El asesino, violador, golpeador y represor continúa en las calles, buscando a su siguiente presa, mientras que las familias de la víctima quedan desarticuladas: destrozadas.
Si esto pasa con casos alarmantes como un feminicidio, mejor no hablemos de la violación y demás formas de violencia contra las mujeres.

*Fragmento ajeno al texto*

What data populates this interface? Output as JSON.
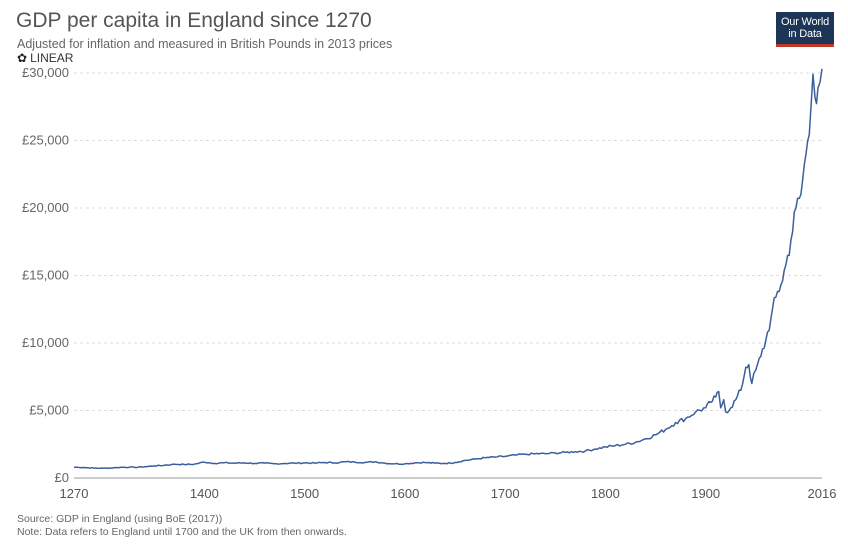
{
  "header": {
    "title": "GDP per capita in England since 1270",
    "subtitle": "Adjusted for inflation and measured in British Pounds in 2013 prices",
    "scale_label": "LINEAR"
  },
  "logo": {
    "line1": "Our World",
    "line2": "in Data"
  },
  "footer": {
    "source": "Source: GDP in England (using BoE (2017))",
    "note": "Note: Data refers to England until 1700 and the UK from then onwards."
  },
  "colors": {
    "line": "#3b5f9c",
    "grid": "#dddddd",
    "logo_bg": "#1d3557",
    "logo_accent": "#c0392b"
  },
  "chart_data": {
    "type": "line",
    "title": "GDP per capita in England since 1270",
    "xlabel": "",
    "ylabel": "",
    "xlim": [
      1270,
      2016
    ],
    "ylim": [
      0,
      30000
    ],
    "x_ticks": [
      1270,
      1400,
      1500,
      1600,
      1700,
      1800,
      1900,
      2016
    ],
    "y_ticks": [
      0,
      5000,
      10000,
      15000,
      20000,
      25000,
      30000
    ],
    "y_tick_labels": [
      "£0",
      "£5,000",
      "£10,000",
      "£15,000",
      "£20,000",
      "£25,000",
      "£30,000"
    ],
    "grid": true,
    "series": [
      {
        "x": [
          1270,
          1280,
          1290,
          1300,
          1310,
          1320,
          1330,
          1340,
          1350,
          1360,
          1370,
          1380,
          1390,
          1400,
          1410,
          1420,
          1430,
          1440,
          1450,
          1460,
          1470,
          1480,
          1490,
          1500,
          1510,
          1520,
          1530,
          1540,
          1550,
          1560,
          1570,
          1580,
          1590,
          1600,
          1610,
          1620,
          1630,
          1640,
          1650,
          1660,
          1670,
          1680,
          1690,
          1700,
          1710,
          1720,
          1730,
          1740,
          1750,
          1760,
          1770,
          1780,
          1790,
          1800,
          1810,
          1820,
          1830,
          1840,
          1850,
          1860,
          1870,
          1880,
          1890,
          1900,
          1905,
          1910,
          1913,
          1915,
          1918,
          1920,
          1925,
          1930,
          1935,
          1940,
          1943,
          1946,
          1950,
          1955,
          1960,
          1965,
          1970,
          1975,
          1980,
          1985,
          1990,
          1995,
          2000,
          2005,
          2007,
          2009,
          2012,
          2016
        ],
        "values": [
          800,
          780,
          730,
          720,
          760,
          800,
          790,
          830,
          900,
          940,
          1020,
          1000,
          1020,
          1180,
          1080,
          1130,
          1100,
          1120,
          1080,
          1100,
          1050,
          1080,
          1100,
          1120,
          1100,
          1150,
          1120,
          1200,
          1180,
          1150,
          1200,
          1100,
          1050,
          1050,
          1120,
          1150,
          1100,
          1080,
          1150,
          1300,
          1400,
          1500,
          1550,
          1600,
          1700,
          1750,
          1800,
          1800,
          1850,
          1900,
          1950,
          2000,
          2150,
          2300,
          2400,
          2500,
          2650,
          2900,
          3200,
          3600,
          4100,
          4400,
          4900,
          5200,
          5600,
          6000,
          6400,
          5200,
          5800,
          4900,
          5200,
          5800,
          6500,
          8200,
          8400,
          7000,
          8000,
          9000,
          10200,
          11800,
          13400,
          14300,
          15800,
          17600,
          20000,
          21000,
          24000,
          27500,
          29900,
          28200,
          28900,
          30300
        ]
      }
    ]
  }
}
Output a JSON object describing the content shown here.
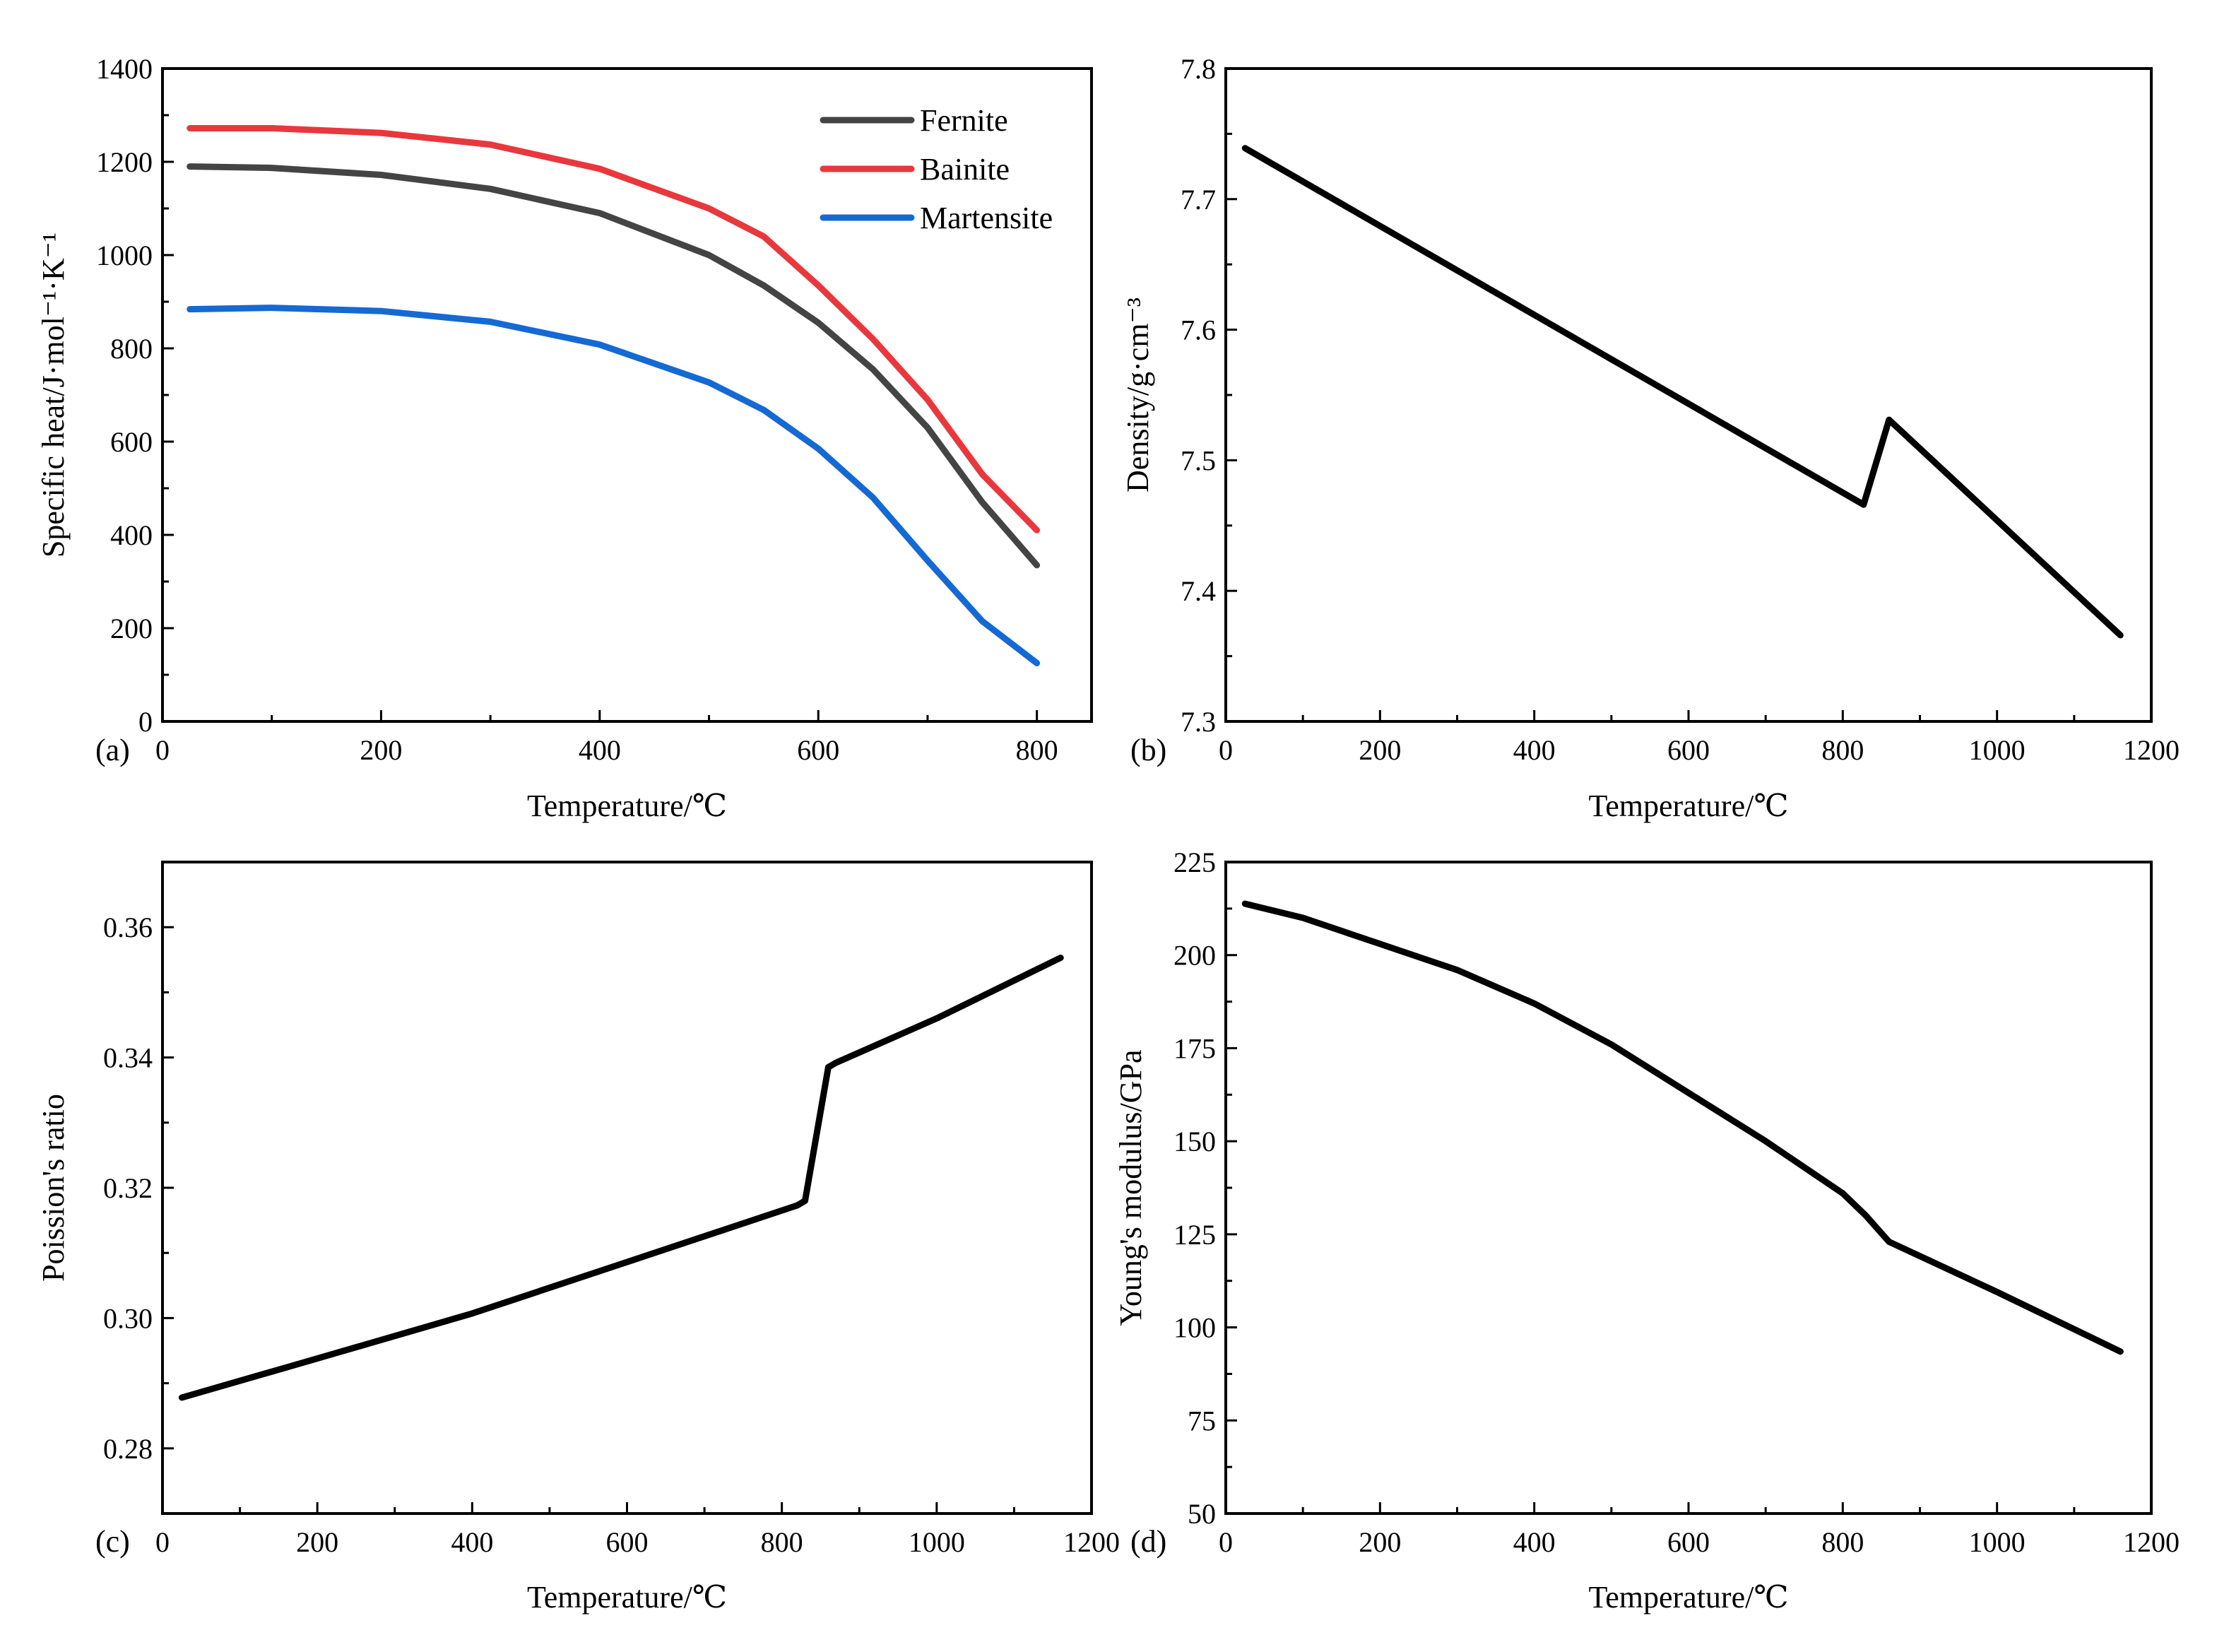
{
  "chart_data": [
    {
      "id": "a",
      "type": "line",
      "panel_label": "(a)",
      "xlabel": "Temperature/℃",
      "ylabel": "Specific heat/J·mol⁻¹·K⁻¹",
      "xlim": [
        0,
        850
      ],
      "ylim": [
        0,
        1400
      ],
      "xticks": [
        0,
        200,
        400,
        600,
        800
      ],
      "yticks": [
        0,
        200,
        400,
        600,
        800,
        1000,
        1200,
        1400
      ],
      "legend": "top-right",
      "series": [
        {
          "name": "Fernite",
          "color": "#444444",
          "x": [
            25,
            100,
            200,
            300,
            400,
            500,
            550,
            600,
            650,
            700,
            750,
            800
          ],
          "y": [
            1190,
            1187,
            1172,
            1142,
            1090,
            1000,
            935,
            855,
            755,
            630,
            470,
            335
          ]
        },
        {
          "name": "Bainite",
          "color": "#e8383d",
          "x": [
            25,
            100,
            200,
            300,
            400,
            500,
            550,
            600,
            650,
            700,
            750,
            800
          ],
          "y": [
            1272,
            1272,
            1262,
            1237,
            1185,
            1100,
            1040,
            935,
            820,
            690,
            530,
            410
          ]
        },
        {
          "name": "Martensite",
          "color": "#1569d3",
          "x": [
            25,
            100,
            200,
            300,
            400,
            500,
            550,
            600,
            650,
            700,
            750,
            800
          ],
          "y": [
            884,
            887,
            880,
            857,
            808,
            727,
            668,
            585,
            480,
            345,
            215,
            125
          ]
        }
      ]
    },
    {
      "id": "b",
      "type": "line",
      "panel_label": "(b)",
      "xlabel": "Temperature/℃",
      "ylabel": "Density/g·cm⁻³",
      "xlim": [
        0,
        1200
      ],
      "ylim": [
        7.3,
        7.8
      ],
      "xticks": [
        0,
        200,
        400,
        600,
        800,
        1000,
        1200
      ],
      "yticks": [
        7.3,
        7.4,
        7.5,
        7.6,
        7.7,
        7.8
      ],
      "series": [
        {
          "name": "Density",
          "color": "#000000",
          "x": [
            25,
            827,
            860,
            1160
          ],
          "y": [
            7.739,
            7.466,
            7.531,
            7.366
          ]
        }
      ]
    },
    {
      "id": "c",
      "type": "line",
      "panel_label": "(c)",
      "xlabel": "Temperature/℃",
      "ylabel": "Poission's ratio",
      "xlim": [
        0,
        1200
      ],
      "ylim": [
        0.27,
        0.37
      ],
      "xticks": [
        0,
        200,
        400,
        600,
        800,
        1000,
        1200
      ],
      "yticks": [
        0.28,
        0.3,
        0.32,
        0.34,
        0.36
      ],
      "series": [
        {
          "name": "Poission's ratio",
          "color": "#000000",
          "x": [
            25,
            200,
            400,
            600,
            820,
            830,
            860,
            870,
            1000,
            1160
          ],
          "y": [
            0.2878,
            0.2938,
            0.3007,
            0.3086,
            0.3173,
            0.318,
            0.3385,
            0.3392,
            0.346,
            0.3553
          ]
        }
      ]
    },
    {
      "id": "d",
      "type": "line",
      "panel_label": "(d)",
      "xlabel": "Temperature/℃",
      "ylabel": "Young's modulus/GPa",
      "xlim": [
        0,
        1200
      ],
      "ylim": [
        50,
        225
      ],
      "xticks": [
        0,
        200,
        400,
        600,
        800,
        1000,
        1200
      ],
      "yticks": [
        50,
        75,
        100,
        125,
        150,
        175,
        200,
        225
      ],
      "series": [
        {
          "name": "Young's modulus",
          "color": "#000000",
          "x": [
            25,
            100,
            200,
            300,
            400,
            500,
            600,
            700,
            800,
            830,
            860,
            1000,
            1160
          ],
          "y": [
            213.8,
            210,
            203,
            196,
            187,
            176,
            163,
            150,
            136,
            130,
            123,
            109.5,
            93.5
          ]
        }
      ]
    }
  ]
}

Total, impunidad.
Es común que funcionarios en los Ministerio Público les aconsejen a las mujeres ultrajadas: «mejor regrésese a su casa y perdone a su marido».

4. Que se meta raja política o religiosa en esto.
Es asqueroso.
Los mensajes en redes sociales desaprobando el movimiento porque «Dios castiga a las asesinas de bebés» es torpe, ignorante y anacrónico.
Se busca confundir y mal informar: la violencia contra las mujeres no es un asunto político o religioso: es un problema social de niveles intolerables.

5. Lo que nos lleva al penoso callejón de los extremos: por un lado, feministas ultras que golpean a mujeres policías y utilizan la violencia para llamar la atención a costa del dolor de otros y, por el otro, el de los conservadores ultras que afirman que «las feminazis» serán castigadas por sus pecados y defender el aborto, o que las mujeres «fáciles» son las víctimas de feminicidio. Ambas posturas son dantescas. Atroces. Los extremos y antagonismo dividen y desinformar. Ingrid, Fátima y miles y miles de mujeres masacradas no merecen eso.